Tuesday, October 16, 2007

Fair game

-- by Dave

How did we know beforehand that Howard Kurtz would come trotting to the defense of the right-wing pundits plunging over that cliff in pursuit of the Frost family?

Gosh, I guess we're just psychic or something.

Kurtz, in an online discussion yesterday:
Austin, Texas: Howard, I'm not sure what I expected from your discussion yesterday on Reliable Sources in regard to the Graeme Frost debate, but I really left feeling you didn't do it much justice. "The consensus seems to be that the questions were fair, but certainly the tone can be mean-spirited in a lot of these controversies and it is really striking when a 12-year-old boy is involved."

Let's concede the questions were fair and the tone wrong -- but the whole point was that people ran with inaccurate answers to those questions. Kudos to you for half-mentioning it earlier in the segment, but it really seemed like the main point and you guys really didn't discuss it.

Howard Kurtz: But every guest was offered the opportunity to weigh in. Was it fair to question a family's qualifications for the S-CHIP insurance program after Democrats had made the 12-year-old boy a symbol by having him deliver its weekly radio address? My feeling is yes; you can't say one party can trot out such a symbol and no one can criticize. I also recited instances in which I felt the criticism was misleading: yes, the kid attends a private school, but on scholarship.

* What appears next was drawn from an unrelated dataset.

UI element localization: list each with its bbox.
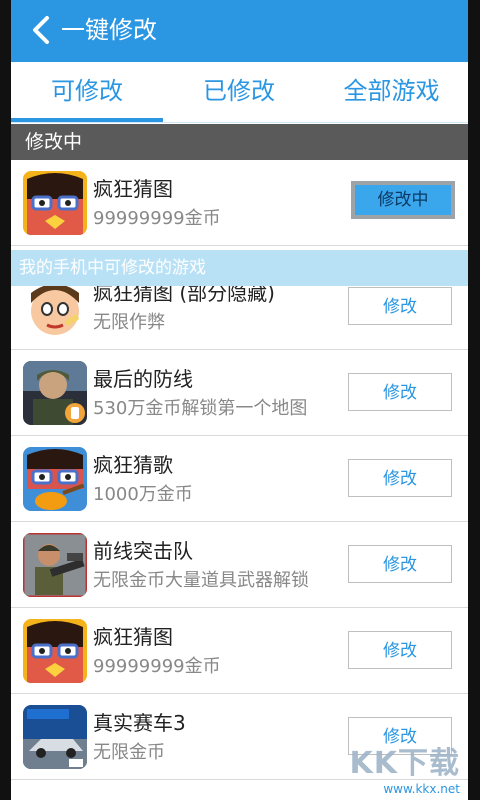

Yes, the dad owns a home but bought it for $55,000 in a rundown neighborhood in 1990. In short, I tried to put the debate into perspective.

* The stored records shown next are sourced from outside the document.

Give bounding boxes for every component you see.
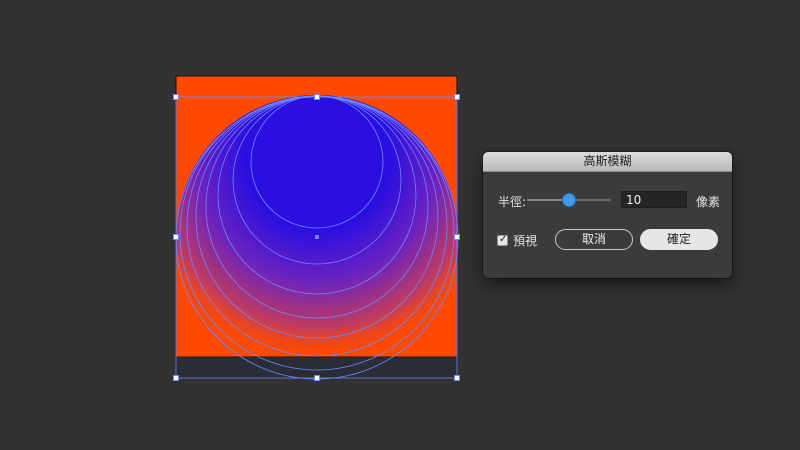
checkmark-icon: ✓ xyxy=(499,233,508,245)
handle-top-right xyxy=(454,94,460,100)
handle-bottom-left xyxy=(173,375,179,381)
preview-label: 預視 xyxy=(513,233,538,248)
handle-top-left xyxy=(173,94,179,100)
unit-label: 像素 xyxy=(696,195,721,209)
radius-slider-thumb[interactable] xyxy=(563,194,575,206)
cancel-button[interactable]: 取消 xyxy=(555,229,633,250)
handle-middle-right xyxy=(454,234,460,240)
radius-label: 半徑: xyxy=(498,195,527,209)
preview-option[interactable]: ✓ 預視 xyxy=(497,232,537,248)
gaussian-blur-dialog: 高斯模糊 半徑: 像素 ✓ 預視 取消 確定 xyxy=(483,152,732,278)
handle-top-center xyxy=(314,94,320,100)
handle-bottom-right xyxy=(454,375,460,381)
radius-input[interactable] xyxy=(621,191,687,208)
ok-button[interactable]: 確定 xyxy=(640,229,718,250)
preview-checkbox[interactable]: ✓ xyxy=(497,233,508,246)
dialog-title: 高斯模糊 xyxy=(583,154,632,168)
center-point xyxy=(315,235,319,239)
dialog-titlebar[interactable]: 高斯模糊 xyxy=(483,152,732,172)
illustrator-canvas[interactable]: 高斯模糊 半徑: 像素 ✓ 預視 取消 確定 xyxy=(0,0,800,450)
handle-bottom-center xyxy=(314,375,320,381)
selection-extension-area xyxy=(175,356,458,379)
handle-middle-left xyxy=(173,234,179,240)
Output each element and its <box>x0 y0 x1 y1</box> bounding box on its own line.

Um, Howard, dude: You still didn't answer the question -- namely, why were so many people willing to run false information about them? Try again.
Rockville Md.: I have a question that has been bugging me for some time and I hope you can address it. I have folloewd the recent stories about Graeme Frost, the child who gave the Deomocratic response about SCHIP, and what some commentators are calling the "Swift Boating" of Frost by right-wing groups. Realizing that the jury may still be out about Frost: It is one thing when politicians slam each other, but when someone goes after a private citizen, don't libel and slander laws ever come into play?

Howard Kurtz: Libel and slander laws only come into play when you say something that is both inaccurate and damaging about someone. Whether or not the Frost family should be considered too well-off to qualify for federal health benefits doesn't seem to fall in that category. When the parents agreed to make their son available to the Democratic Party as a spokesman for the program, surely they must have expected that their financial situation would become part of the debate. I am not, for the record, in favor of beating up on 12-year-old boys, but the family did willingly step into the political arena.

Because, you know, every citizen who takes a public political stand deserves to have his entire life audited.
Helena, Mont.: I think there is a difference between criticizing one party's symbol for an issue and the level of venom that was directed at the Frosts -- they were criticized for not going bankrupt in order to pay their medical bills, for pete's sake. Michelle Malkin published their address and telephone number on her blog so more people could harass them. At what point do you say to criticize and at what point do you make the point that someone has gone too far in their criticism?

Howard Kurtz: The Baltimore Sun also published a picture of the Maryland family's house and asked for their tax returns, which the Frosts declined to provide. Is that a mean-spirited attack or plain old reporting?

It's plain old reporting because its purpose was not intended to denigrate the Frosts, unlike Malkin's, which was indeed a mean-spirited attack.

I do wish Media Whores Online were still around to deal with cretins like Kurtz.